A wide body of research has investigated the early cognitive and social-cognitive consequences of bilingualism, with mixed results. In some cases, bilingual children have been shown to attend more to social-pragmatic cues (e.g., eye gaze) than monolinguals (Brojde et al., 2012; Yow & Markman, 2011), especially when social-pragmatic cues conflict with lower-level perceptual cues (e.g., proximity). Because attention to social-pragmatic cues is important for language learning (Brooks & Meltzoff, 2005), this dissertation investigated differences in monolingual and bilingual two-year-olds’ attention to social-pragmatic cues, and how this attention related to language acquisition. This study used a novel approach of combining 1) an eye-tracking word learning paradigm, 2) live-action social tasks, and 3) parent-report measures of vocabulary development with a longitudinal design to measure changes in children’s attention to social-pragmatic cues related to vocabulary growth over a 6-month period.

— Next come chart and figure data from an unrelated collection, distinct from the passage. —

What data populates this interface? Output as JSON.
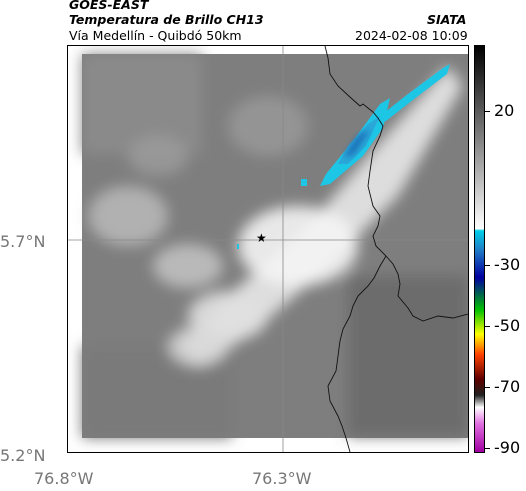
{
  "header": {
    "satellite": "GOES-EAST",
    "product": "Temperatura de Brillo CH13",
    "organization": "SIATA",
    "region": "Vía Medellín - Quibdó 50km",
    "datetime": "2024-02-08 10:09"
  },
  "map": {
    "lat_labels": [
      "5.7°N",
      "5.2°N"
    ],
    "lon_labels": [
      "76.8°W",
      "76.3°W"
    ],
    "marker_icon": "star-icon",
    "background_colormap": "grayscale (warm = dark, cold = white)",
    "cold_cloud_color": "#1ec6e6"
  },
  "colorbar": {
    "tick_labels": [
      "20",
      "-30",
      "-50",
      "-70",
      "-90"
    ],
    "segments": [
      "#000000",
      "#ffffff",
      "#00d0e8",
      "#0000a0",
      "#00c000",
      "#ffff00",
      "#ff4000",
      "#600000",
      "#ffffff",
      "#c000c0"
    ]
  }
}
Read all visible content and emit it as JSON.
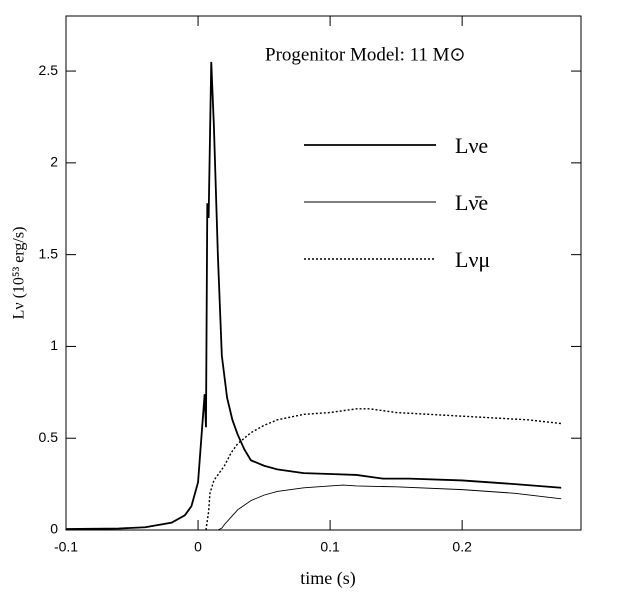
{
  "chart_data": {
    "type": "line",
    "annotation": "Progenitor Model: 11 M⊙",
    "x_label": "time  (s)",
    "y_label": "Lν (10⁵³ erg/s)",
    "xlim": [
      -0.1,
      0.29
    ],
    "xticks": [
      -0.1,
      0,
      0.1,
      0.2
    ],
    "ylim": [
      0,
      2.8
    ],
    "yticks": [
      0,
      0.5,
      1,
      1.5,
      2,
      2.5
    ],
    "grid": false,
    "series": [
      {
        "name": "Lνe",
        "color": "#000000",
        "line_style": "solid",
        "line_width": 1.8,
        "x": [
          -0.1,
          -0.06,
          -0.04,
          -0.02,
          -0.01,
          -0.005,
          0,
          0.003,
          0.005,
          0.006,
          0.007,
          0.008,
          0.01,
          0.012,
          0.015,
          0.018,
          0.022,
          0.026,
          0.03,
          0.035,
          0.04,
          0.05,
          0.06,
          0.08,
          0.1,
          0.12,
          0.14,
          0.16,
          0.2,
          0.24,
          0.275
        ],
        "values": [
          0.005,
          0.008,
          0.015,
          0.04,
          0.08,
          0.13,
          0.26,
          0.55,
          0.74,
          0.56,
          1.78,
          1.7,
          2.55,
          2.2,
          1.5,
          0.95,
          0.72,
          0.6,
          0.52,
          0.44,
          0.38,
          0.35,
          0.33,
          0.31,
          0.305,
          0.3,
          0.28,
          0.28,
          0.27,
          0.25,
          0.23
        ]
      },
      {
        "name": "Lν̄e",
        "color": "#000000",
        "line_style": "solid",
        "line_width": 0.9,
        "x": [
          0.015,
          0.018,
          0.02,
          0.025,
          0.03,
          0.04,
          0.05,
          0.06,
          0.08,
          0.1,
          0.11,
          0.12,
          0.15,
          0.2,
          0.24,
          0.275
        ],
        "values": [
          0,
          0.01,
          0.03,
          0.07,
          0.11,
          0.16,
          0.19,
          0.21,
          0.23,
          0.24,
          0.245,
          0.24,
          0.235,
          0.22,
          0.2,
          0.17
        ]
      },
      {
        "name": "Lνμ",
        "color": "#000000",
        "line_style": "dotted",
        "line_width": 1.4,
        "x": [
          0.006,
          0.008,
          0.009,
          0.012,
          0.015,
          0.02,
          0.025,
          0.03,
          0.04,
          0.05,
          0.06,
          0.08,
          0.1,
          0.12,
          0.13,
          0.15,
          0.2,
          0.25,
          0.275
        ],
        "values": [
          0,
          0.1,
          0.2,
          0.27,
          0.3,
          0.35,
          0.42,
          0.47,
          0.53,
          0.57,
          0.6,
          0.63,
          0.64,
          0.66,
          0.66,
          0.64,
          0.62,
          0.6,
          0.58
        ]
      }
    ]
  }
}
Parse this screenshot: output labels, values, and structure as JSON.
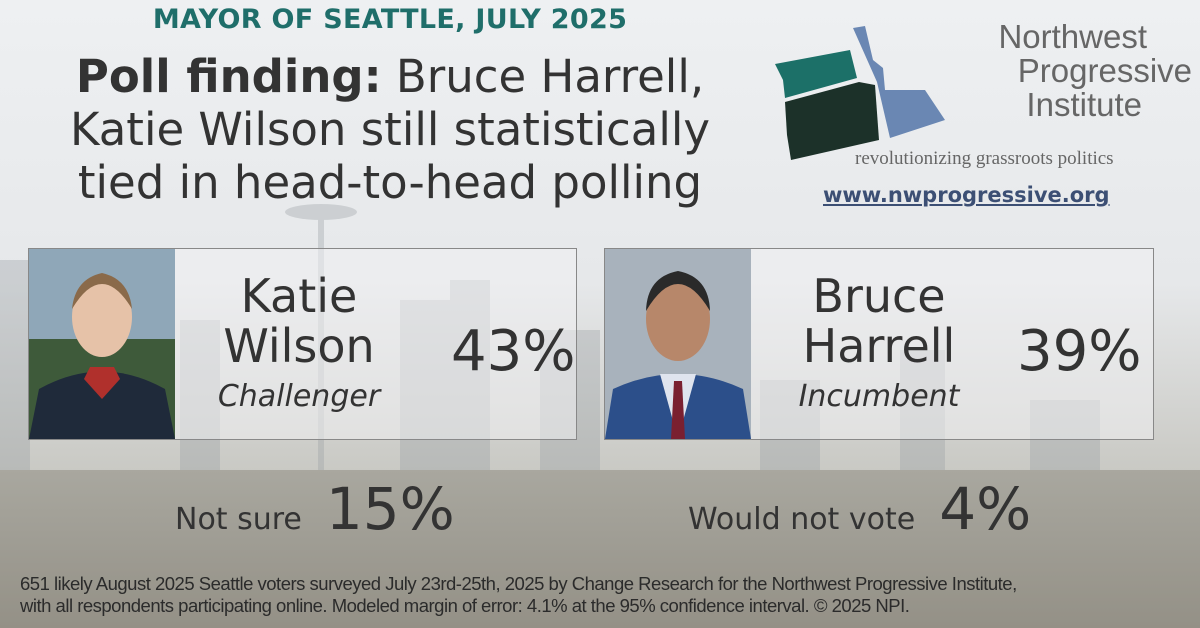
{
  "kicker": "MAYOR OF SEATTLE, JULY 2025",
  "headline": {
    "bold": "Poll finding:",
    "line1_rest": " Bruce Harrell,",
    "line2": "Katie Wilson still statistically",
    "line3": "tied in head-to-head polling"
  },
  "logo": {
    "name_lines": [
      "Northwest",
      "Progressive",
      "Institute"
    ],
    "tagline": "revolutionizing grassroots politics",
    "url": "www.nwprogressive.org",
    "colors": {
      "washington": "#1c7068",
      "oregon": "#1c3129",
      "idaho": "#6a87b3"
    }
  },
  "candidates": [
    {
      "first": "Katie",
      "last": "Wilson",
      "role": "Challenger",
      "pct": "43%"
    },
    {
      "first": "Bruce",
      "last": "Harrell",
      "role": "Incumbent",
      "pct": "39%"
    }
  ],
  "others": [
    {
      "label": "Not sure",
      "pct": "15%"
    },
    {
      "label": "Would not vote",
      "pct": "4%"
    }
  ],
  "footer": {
    "line1": "651 likely August 2025 Seattle voters surveyed July 23rd-25th, 2025 by Change Research for the Northwest Progressive Institute,",
    "line2": "with all respondents participating online. Modeled margin of error: 4.1% at the 95% confidence interval. © 2025 NPI."
  }
}
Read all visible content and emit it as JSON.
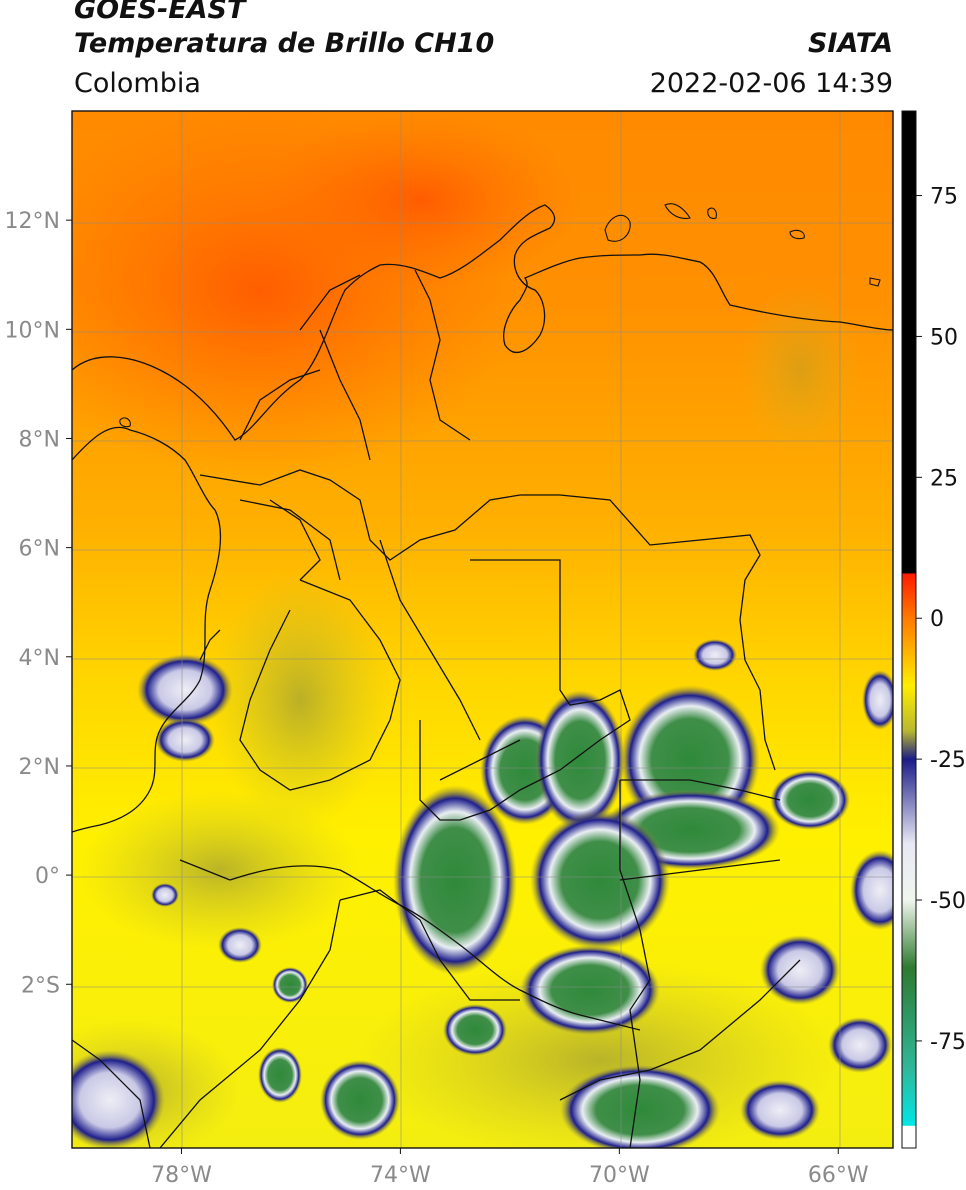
{
  "header": {
    "title_line1": "GOES-EAST",
    "title_line2": "Temperatura de Brillo CH10",
    "source": "SIATA",
    "region": "Colombia",
    "datetime": "2022-02-06 14:39"
  },
  "map": {
    "lat_ticks": [
      "12°N",
      "10°N",
      "8°N",
      "6°N",
      "4°N",
      "2°N",
      "0°",
      "2°S"
    ],
    "lon_ticks": [
      "78°W",
      "74°W",
      "70°W",
      "66°W"
    ],
    "extent": {
      "lon_min": -80,
      "lon_max": -65,
      "lat_min": -5,
      "lat_max": 14
    },
    "gridlines": true
  },
  "colorbar": {
    "ticks": [
      "75",
      "50",
      "25",
      "0",
      "-25",
      "-50",
      "-75"
    ],
    "stops": [
      {
        "value": 90,
        "color": "#000000"
      },
      {
        "value": 8,
        "color": "#000000"
      },
      {
        "value": 7.9,
        "color": "#ff1a00"
      },
      {
        "value": 0,
        "color": "#ff7a00"
      },
      {
        "value": -12,
        "color": "#ffee00"
      },
      {
        "value": -20,
        "color": "#b8b830"
      },
      {
        "value": -25,
        "color": "#1c1c88"
      },
      {
        "value": -40,
        "color": "#e8e8f4"
      },
      {
        "value": -50,
        "color": "#f0f6ee"
      },
      {
        "value": -62,
        "color": "#2e7a30"
      },
      {
        "value": -80,
        "color": "#2fb89a"
      },
      {
        "value": -90,
        "color": "#00e6e6"
      },
      {
        "value": -90.1,
        "color": "#ffffff"
      },
      {
        "value": -94,
        "color": "#ffffff"
      }
    ]
  }
}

Participants were observed at 24 months (T1) and 27 months (T2) of age. During each lab visit, participants first completed an eye-tracking word-learning task in which they saw videos of a model looking to one of two novel objects (visually salient or nonsalient) on a table and labeling it with a novel word. After these learning videos, participants were presented with three test trials that assessed their mapping of the novel word to the novel object. In addition to the eye-tracking task, participants completed three live-action social tasks that assessed their attention to an experimenter’s gaze cues. Also at T1 and T2, parents filled out MCDIs (a checklist of productive vocabulary) for their children; parents also completed follow-up MCDIs when their child was 30 months old (T3).
At T1, children’s performance on both the eye-tracking and the social tasks reflected difficulty attending to social cues in the presence of other conflicting information (e.g., salience). There were no reliable differences in performance between monolinguals and bilinguals. In the eye-tracking task, children did not show evidence of learning across test trials; rather, they looked longer to the salient object, regardless of whether it had been labeled in the learning videos. In the live-action tasks, children’s performance was at chance for most tasks. At T2, children showed more evidence of learning in the eye-tracking task, changing their looking across test trials when different object labels were used (e.g., looking more to the target object when the label from the learning videos was used and looking less to the target object when a different novel label was used). Children’s performance on the live-action tasks also improved relative to T1. Furthermore, vocabulary size at T2 was predicted by T1 eye-tracking and live-action task performance. At the time of writing, T3 vocabulary data were still being collected; future planned analyses are discussed.
In sum, this study showed that monolingual and bilingual infants attend similarly to information from social partners. Interestingly, the results also showed how easily infants’ attention could be drawn away from social cues, even though the 24-month-olds were experienced in engaging in joint attention with social partners. For both monolinguals and bilinguals, attention to social-pragmatic cues continues to be an important predictor of language development throughout the second year after birth.